Authored by indygreg on Apr 5 2018, 12:39 AM.

Details

Summary

Previously, we asked the store to emit its data files. For modern
repos, this would use fncache to resolve the set of files then would
stat() each file. For my copy of the mozilla-unified repository, this
took 3.3-10s depending on the state of my filesystem cache to render
449,790 items.

The previous behavior was a massive layering violation because it
assumed tracked files would have specific filenames in specific
directories. Alternate storage backends would violate this assumption.

The new behavior scans the changelog entries for the set of files
changed by each commit. It aggregates them into a set and then
sorts and prints the result. This reliably takes ~16.3s on my
machine. ~80% of the time is spent in zlib decompression.
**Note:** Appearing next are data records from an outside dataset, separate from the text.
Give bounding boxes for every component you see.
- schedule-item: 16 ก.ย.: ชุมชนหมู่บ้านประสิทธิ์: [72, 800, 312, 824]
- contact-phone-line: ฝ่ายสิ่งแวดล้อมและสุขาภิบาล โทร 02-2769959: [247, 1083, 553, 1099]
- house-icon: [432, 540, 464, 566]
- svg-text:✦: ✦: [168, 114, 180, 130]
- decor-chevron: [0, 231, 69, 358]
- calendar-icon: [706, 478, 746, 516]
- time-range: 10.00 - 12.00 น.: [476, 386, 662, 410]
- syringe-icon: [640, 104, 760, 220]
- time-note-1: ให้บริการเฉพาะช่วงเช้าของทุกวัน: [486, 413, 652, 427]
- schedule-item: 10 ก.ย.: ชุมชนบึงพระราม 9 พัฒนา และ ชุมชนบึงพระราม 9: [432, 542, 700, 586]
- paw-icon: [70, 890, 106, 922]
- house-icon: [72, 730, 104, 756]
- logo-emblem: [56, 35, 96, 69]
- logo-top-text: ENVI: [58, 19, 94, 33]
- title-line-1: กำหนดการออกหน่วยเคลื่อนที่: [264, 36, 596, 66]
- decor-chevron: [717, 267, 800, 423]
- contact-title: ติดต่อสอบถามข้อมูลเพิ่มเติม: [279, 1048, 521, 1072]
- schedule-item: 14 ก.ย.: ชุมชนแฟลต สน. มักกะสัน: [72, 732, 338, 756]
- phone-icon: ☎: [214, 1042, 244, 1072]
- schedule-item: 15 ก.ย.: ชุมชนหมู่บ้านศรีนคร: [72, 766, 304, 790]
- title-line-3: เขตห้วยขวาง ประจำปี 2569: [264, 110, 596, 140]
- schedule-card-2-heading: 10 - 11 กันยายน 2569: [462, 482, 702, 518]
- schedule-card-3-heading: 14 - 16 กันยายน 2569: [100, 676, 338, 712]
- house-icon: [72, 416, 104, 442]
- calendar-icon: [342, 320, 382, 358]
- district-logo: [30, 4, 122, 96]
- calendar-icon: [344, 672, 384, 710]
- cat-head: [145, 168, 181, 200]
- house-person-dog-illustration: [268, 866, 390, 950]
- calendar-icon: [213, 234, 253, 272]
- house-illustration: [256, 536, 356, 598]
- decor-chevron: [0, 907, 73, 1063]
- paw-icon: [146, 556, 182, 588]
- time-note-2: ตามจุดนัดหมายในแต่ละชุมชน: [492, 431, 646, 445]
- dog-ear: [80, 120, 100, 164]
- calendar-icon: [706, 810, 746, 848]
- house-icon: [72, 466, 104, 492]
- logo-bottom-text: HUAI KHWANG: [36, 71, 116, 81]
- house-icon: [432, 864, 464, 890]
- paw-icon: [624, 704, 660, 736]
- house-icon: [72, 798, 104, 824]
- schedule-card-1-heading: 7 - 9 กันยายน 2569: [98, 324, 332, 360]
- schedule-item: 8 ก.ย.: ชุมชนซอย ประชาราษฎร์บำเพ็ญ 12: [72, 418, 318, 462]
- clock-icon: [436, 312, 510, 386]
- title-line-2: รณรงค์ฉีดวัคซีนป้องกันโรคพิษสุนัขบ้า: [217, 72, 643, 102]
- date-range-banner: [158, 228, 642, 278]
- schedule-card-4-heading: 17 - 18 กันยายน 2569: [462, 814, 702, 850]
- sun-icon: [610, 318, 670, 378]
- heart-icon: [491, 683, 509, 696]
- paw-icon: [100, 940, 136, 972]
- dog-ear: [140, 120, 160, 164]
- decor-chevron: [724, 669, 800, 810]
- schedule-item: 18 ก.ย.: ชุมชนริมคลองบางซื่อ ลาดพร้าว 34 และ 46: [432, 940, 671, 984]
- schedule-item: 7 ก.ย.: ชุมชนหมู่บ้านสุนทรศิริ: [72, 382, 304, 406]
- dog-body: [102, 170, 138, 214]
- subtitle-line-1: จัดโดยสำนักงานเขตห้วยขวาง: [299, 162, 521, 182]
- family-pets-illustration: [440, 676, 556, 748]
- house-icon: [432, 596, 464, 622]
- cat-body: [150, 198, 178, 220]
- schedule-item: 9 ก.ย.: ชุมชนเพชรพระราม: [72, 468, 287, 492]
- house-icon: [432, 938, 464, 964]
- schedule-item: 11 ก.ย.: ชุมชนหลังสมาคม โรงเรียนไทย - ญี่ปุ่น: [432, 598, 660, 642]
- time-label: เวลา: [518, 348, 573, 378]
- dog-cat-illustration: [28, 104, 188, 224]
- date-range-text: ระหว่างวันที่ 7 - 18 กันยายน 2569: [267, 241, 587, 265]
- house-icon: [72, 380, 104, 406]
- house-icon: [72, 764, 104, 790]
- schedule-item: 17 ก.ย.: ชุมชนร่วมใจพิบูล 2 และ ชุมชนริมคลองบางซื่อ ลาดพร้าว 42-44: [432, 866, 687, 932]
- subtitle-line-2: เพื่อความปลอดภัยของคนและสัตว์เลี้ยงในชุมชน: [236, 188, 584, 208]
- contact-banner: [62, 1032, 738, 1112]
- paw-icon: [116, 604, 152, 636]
The performance regression is unfortunate. If we want to claw it
back, we can create a proper storage API to query for the set of
tracked files. I'm not opposed to doing that. But I'm in no hurry
because I suspect ~0 people care about the performance of
hg manifest --all.

.. perf::

`hg manifest --all` is likely slower due to changing its
implementation to respect storage interface boundaries. If you
are impacted by this regression in a meaningful way, please make
noise on the development mailing list and it can be dealt with.

Diff Detail

Repository
rHG Mercurial
Lint
Automatic diff as part of commit; lint not applicable.
Unit
Automatic diff as part of commit; unit tests not applicable.

Event Timeline

indygreg created this revision.Apr 5 2018, 12:39 AM
durin42 accepted this revision.Apr 6 2018, 8:49 PM
This revision is now accepted and ready to land.Apr 6 2018, 8:49 PM
This revision was automatically updated to reflect the committed changes.